I wanted TE to be a novel, so I deliberately focused on a problem what would affect every aspect of their lives and every relationship they had. I knew ILIR: Colby was a basic, simple idea that could be explored in a reasonably-lengthed (especially for me) short story. I know a lot of fans don't approach fiction this way, and I don't always. I had no idea how long Addiction would be. I just knew it was complicated. I thought Helen was going to be longer than it turned out. But I do think you have to ask yourself, how complicated is this conflict. How much of an affect will it have on their lives, their relationships, their culture, their times?

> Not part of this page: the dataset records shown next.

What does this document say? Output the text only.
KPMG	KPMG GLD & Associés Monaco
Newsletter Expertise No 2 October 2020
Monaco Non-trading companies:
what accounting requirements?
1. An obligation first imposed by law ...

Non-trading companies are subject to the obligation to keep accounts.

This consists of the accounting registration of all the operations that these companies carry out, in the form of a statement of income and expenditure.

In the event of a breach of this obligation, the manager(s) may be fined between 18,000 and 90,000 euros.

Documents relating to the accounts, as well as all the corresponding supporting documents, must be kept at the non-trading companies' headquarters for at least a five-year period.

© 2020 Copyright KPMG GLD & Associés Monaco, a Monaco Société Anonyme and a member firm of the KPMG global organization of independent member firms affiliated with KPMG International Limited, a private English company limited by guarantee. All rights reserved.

If it's a two-person, highly focused conflict with a lot of immediacy, not much. Like [April Valentine's]...oh, please let me be right about this...Breath of Life? Where Starsky is trapped under water and Hutch has to breathe for him. This is a powerful, gripping, unforgettable story -- but there's no way it could've been a novel. It would've lost all its power if it had been dragged out too long. It was perfect the way it was presented, so that you were gripping the zine with two hands [since our favorite people *can* die in zine stories] worrying like hell what was going to happen.
A writer can save themselves a lot of aggravation if they take a good hard look at their idea before they get totally embroiled in it and realize they've bitten more off than they *want* to chew. Most complicated ideas can be pared down to make reasonable and still satisfying short stories, or slightly longer short stories. But if you ignore some of the major issues your stories raise because you just can't cope with the time and investment factor -- all reasonable problems -- don't be surprised if people are unhappy with you if you try to squeeze it all in in just a few pages.Me, I want to learn to write like the woman who wrote Gunther's Revenge. In my hands that thing would've been a 600 page top heavy overblown monster. In her hands it was a lean, spare story with all the power packed into it of a major novel read.